Dimension Local Inference Cloud API
Data privacy Full control, nothing leaves your network Depends on vendor policies
Hardware GPU recommended (16GB+ VRAM) None required
Maintenance You own model updates, monitoring, tuning Vendor-managed
Cost model Fixed (hardware), predictable Variable (per-token), can spike
Compliance Simplified—no third-party DPA needed Requires vendor security review
Scaling Limited by hardware, add GPUs to scale Effectively unlimited

For teams processing hundreds or low thousands of invoices per month with sensitive financial data, local inference is often the better fit. If you're processing millions of documents and data sensitivity isn't a concern, cloud APIs may make more sense.

· · ·

Try It Yourself

The fastest way to get running is the Docker image. It packages the entire web app—you just need a local LLM endpoint (like LM Studio) running alongside it.

Prerequisites: Docker installed on your machine, and a local vision LLM running (e.g. Qwen3-VL-8B via LM Studio). Make sure your LM Studio server is started and accessible.
1

Pull the image

docker pull klaushofenbitzer/invoice_processing
2

Run the container

docker run -p 8501:8501 \ --add-host=host.docker.internal:host-gateway \ klaushofenbitzer/invoice_processing

The --add-host flag lets the container reach LM Studio on your host machine.

3

Open the app

Navigate to http://localhost:8501 — drag in an invoice and go.

That's it. Three commands, and you have a working invoice extraction system running entirely on your local machine.

Want to customize, extend the schema, or dig into the code? The full source is on GitHub:

Browse the Sourcegithub.com/khofenbitzer/invoice_processing Docker Hubhub.docker.com/r/klaushofenbitzer/invoice_processing
· · ·

The Shift That Matters

We're moving into a world where organizations deploy internal AI infrastructure rather than just consuming external APIs.

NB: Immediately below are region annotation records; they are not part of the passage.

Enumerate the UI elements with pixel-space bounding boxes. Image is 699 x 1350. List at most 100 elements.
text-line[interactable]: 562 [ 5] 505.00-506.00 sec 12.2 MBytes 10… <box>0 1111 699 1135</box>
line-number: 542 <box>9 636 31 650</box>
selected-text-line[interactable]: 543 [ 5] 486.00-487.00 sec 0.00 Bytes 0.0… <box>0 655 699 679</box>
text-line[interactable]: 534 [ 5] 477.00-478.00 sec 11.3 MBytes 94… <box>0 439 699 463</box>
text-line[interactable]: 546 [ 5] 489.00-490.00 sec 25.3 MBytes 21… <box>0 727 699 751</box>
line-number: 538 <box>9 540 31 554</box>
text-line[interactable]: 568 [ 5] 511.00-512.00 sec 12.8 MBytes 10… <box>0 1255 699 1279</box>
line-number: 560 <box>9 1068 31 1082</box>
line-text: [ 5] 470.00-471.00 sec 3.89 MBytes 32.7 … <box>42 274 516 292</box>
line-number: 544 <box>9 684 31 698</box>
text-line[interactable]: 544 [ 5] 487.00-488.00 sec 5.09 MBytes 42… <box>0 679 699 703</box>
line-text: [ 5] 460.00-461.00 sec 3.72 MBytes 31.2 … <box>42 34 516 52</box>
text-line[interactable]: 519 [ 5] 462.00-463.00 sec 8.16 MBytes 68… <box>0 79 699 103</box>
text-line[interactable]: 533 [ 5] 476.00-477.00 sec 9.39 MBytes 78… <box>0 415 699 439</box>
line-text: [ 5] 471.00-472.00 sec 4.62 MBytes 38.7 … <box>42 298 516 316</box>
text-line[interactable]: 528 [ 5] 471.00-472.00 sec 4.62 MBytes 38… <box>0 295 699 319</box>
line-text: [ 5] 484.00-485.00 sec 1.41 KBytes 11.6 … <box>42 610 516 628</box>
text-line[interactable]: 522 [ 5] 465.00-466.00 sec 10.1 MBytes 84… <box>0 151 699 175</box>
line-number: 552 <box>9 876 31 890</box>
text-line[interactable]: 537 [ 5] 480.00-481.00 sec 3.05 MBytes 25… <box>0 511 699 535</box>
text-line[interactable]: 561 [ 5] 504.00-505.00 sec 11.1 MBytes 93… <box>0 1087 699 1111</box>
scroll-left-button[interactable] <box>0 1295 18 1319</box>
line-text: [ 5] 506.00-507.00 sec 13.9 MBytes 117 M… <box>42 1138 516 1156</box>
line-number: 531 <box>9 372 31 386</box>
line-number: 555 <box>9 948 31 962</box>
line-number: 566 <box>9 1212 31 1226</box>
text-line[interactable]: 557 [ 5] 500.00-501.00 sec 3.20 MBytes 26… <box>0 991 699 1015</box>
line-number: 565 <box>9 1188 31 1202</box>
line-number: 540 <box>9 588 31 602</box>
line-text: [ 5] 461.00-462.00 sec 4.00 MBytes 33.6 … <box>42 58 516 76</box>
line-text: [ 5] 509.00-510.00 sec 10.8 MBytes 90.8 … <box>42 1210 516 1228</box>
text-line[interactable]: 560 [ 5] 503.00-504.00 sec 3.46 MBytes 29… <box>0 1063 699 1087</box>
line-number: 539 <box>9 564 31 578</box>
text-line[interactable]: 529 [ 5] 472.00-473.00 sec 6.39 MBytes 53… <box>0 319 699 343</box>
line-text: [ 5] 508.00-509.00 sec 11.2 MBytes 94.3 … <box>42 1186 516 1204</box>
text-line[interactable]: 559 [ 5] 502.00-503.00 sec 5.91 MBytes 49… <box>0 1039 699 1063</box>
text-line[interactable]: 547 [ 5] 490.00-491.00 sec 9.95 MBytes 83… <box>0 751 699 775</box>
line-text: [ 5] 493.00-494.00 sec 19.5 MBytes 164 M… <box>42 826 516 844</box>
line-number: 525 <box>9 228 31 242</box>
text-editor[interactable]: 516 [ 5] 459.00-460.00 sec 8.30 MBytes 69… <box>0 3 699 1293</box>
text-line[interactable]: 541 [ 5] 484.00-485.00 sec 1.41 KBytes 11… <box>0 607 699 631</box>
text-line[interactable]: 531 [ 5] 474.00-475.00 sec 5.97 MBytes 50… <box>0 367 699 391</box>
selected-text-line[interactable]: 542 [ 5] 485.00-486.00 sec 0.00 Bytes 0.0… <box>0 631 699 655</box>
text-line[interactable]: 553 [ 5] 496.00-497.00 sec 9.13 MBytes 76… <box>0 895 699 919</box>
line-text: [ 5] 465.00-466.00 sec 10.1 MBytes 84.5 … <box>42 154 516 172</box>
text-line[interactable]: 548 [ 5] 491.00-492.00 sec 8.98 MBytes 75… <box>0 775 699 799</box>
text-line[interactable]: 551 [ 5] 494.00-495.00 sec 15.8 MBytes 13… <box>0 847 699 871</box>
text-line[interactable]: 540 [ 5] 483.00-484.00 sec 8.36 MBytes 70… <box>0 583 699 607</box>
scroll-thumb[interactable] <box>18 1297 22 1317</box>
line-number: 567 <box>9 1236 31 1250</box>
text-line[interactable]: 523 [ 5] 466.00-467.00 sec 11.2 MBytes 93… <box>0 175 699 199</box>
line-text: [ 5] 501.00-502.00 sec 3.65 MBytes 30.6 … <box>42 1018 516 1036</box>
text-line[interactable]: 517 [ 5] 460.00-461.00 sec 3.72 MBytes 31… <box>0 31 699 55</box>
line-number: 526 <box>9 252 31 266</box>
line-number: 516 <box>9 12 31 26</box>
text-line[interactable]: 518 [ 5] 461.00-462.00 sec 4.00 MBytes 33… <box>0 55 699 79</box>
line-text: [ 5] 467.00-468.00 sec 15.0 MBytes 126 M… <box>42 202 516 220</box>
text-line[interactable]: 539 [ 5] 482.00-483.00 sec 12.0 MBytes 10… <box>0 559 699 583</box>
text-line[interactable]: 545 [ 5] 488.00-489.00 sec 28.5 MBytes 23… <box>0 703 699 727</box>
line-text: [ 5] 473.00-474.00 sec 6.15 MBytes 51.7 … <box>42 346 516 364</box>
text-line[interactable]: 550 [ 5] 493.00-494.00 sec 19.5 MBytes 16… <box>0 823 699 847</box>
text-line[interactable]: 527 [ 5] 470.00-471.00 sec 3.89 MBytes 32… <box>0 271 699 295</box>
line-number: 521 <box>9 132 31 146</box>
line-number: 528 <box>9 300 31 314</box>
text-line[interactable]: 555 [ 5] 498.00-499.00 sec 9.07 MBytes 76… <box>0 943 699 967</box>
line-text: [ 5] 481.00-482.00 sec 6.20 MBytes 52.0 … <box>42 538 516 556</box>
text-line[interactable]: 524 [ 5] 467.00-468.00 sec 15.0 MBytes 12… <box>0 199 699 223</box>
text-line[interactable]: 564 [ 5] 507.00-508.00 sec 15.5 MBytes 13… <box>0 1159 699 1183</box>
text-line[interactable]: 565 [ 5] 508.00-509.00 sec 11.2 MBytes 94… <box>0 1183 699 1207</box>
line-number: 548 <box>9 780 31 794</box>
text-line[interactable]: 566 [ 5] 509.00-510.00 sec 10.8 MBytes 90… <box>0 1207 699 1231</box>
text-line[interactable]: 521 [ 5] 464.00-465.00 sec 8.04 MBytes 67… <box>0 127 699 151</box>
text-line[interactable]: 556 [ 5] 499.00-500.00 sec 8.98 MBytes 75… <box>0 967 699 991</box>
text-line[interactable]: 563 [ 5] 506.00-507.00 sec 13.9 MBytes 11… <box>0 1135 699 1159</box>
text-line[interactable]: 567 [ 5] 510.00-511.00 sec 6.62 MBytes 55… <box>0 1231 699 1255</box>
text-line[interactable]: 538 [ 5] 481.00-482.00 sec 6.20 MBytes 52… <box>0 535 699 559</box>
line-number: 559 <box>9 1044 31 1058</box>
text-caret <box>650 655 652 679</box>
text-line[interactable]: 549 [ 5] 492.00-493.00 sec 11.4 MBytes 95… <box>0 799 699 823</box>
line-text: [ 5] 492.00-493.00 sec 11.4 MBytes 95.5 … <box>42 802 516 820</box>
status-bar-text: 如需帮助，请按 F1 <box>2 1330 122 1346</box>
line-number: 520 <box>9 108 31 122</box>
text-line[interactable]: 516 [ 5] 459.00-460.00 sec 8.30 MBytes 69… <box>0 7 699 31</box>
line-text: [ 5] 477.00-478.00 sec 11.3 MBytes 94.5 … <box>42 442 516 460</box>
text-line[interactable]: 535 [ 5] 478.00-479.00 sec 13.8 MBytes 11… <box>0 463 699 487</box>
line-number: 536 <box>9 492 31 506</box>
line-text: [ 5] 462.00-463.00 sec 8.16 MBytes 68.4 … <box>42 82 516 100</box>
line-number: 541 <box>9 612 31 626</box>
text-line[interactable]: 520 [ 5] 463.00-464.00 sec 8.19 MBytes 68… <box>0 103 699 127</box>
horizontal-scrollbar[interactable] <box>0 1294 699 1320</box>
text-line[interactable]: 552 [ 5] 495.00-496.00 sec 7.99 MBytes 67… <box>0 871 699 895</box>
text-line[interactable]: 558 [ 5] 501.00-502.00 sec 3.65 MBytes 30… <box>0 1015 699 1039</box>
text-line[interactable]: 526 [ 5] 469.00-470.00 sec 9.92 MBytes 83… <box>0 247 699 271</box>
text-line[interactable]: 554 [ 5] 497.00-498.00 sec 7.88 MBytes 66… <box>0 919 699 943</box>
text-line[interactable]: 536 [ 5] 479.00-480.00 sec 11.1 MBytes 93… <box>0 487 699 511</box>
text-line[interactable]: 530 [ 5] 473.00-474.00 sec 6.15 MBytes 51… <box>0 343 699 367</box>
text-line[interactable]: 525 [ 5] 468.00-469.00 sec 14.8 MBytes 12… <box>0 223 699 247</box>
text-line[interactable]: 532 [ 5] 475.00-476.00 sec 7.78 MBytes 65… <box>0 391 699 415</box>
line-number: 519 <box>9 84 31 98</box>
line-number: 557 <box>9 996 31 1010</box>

Document processing is one of the highest-ROI entry points because the documents are messy, the data is sensitive, the automation value is immediate, and the accuracy requirements are clear and measurable.

Local multimodal models make this possible: AI capabilities inside the security boundary, not outside it.

Invoice extraction happens to be the most obvious place to start. But the architecture—local vision model, schema-driven prompts, structured output, human review—applies far more broadly. If you have documents that humans currently read and transcribe, this pattern can probably help.

TL;DR
Convert PDFs to images. Send them to a local vision LLM (Qwen3-VL-8B via LM Studio). Prompt with a target schema. Get structured JSON back. Review. Export to Excel. No data leaves your network. No vendor lock-in. No OCR pipeline to babysit.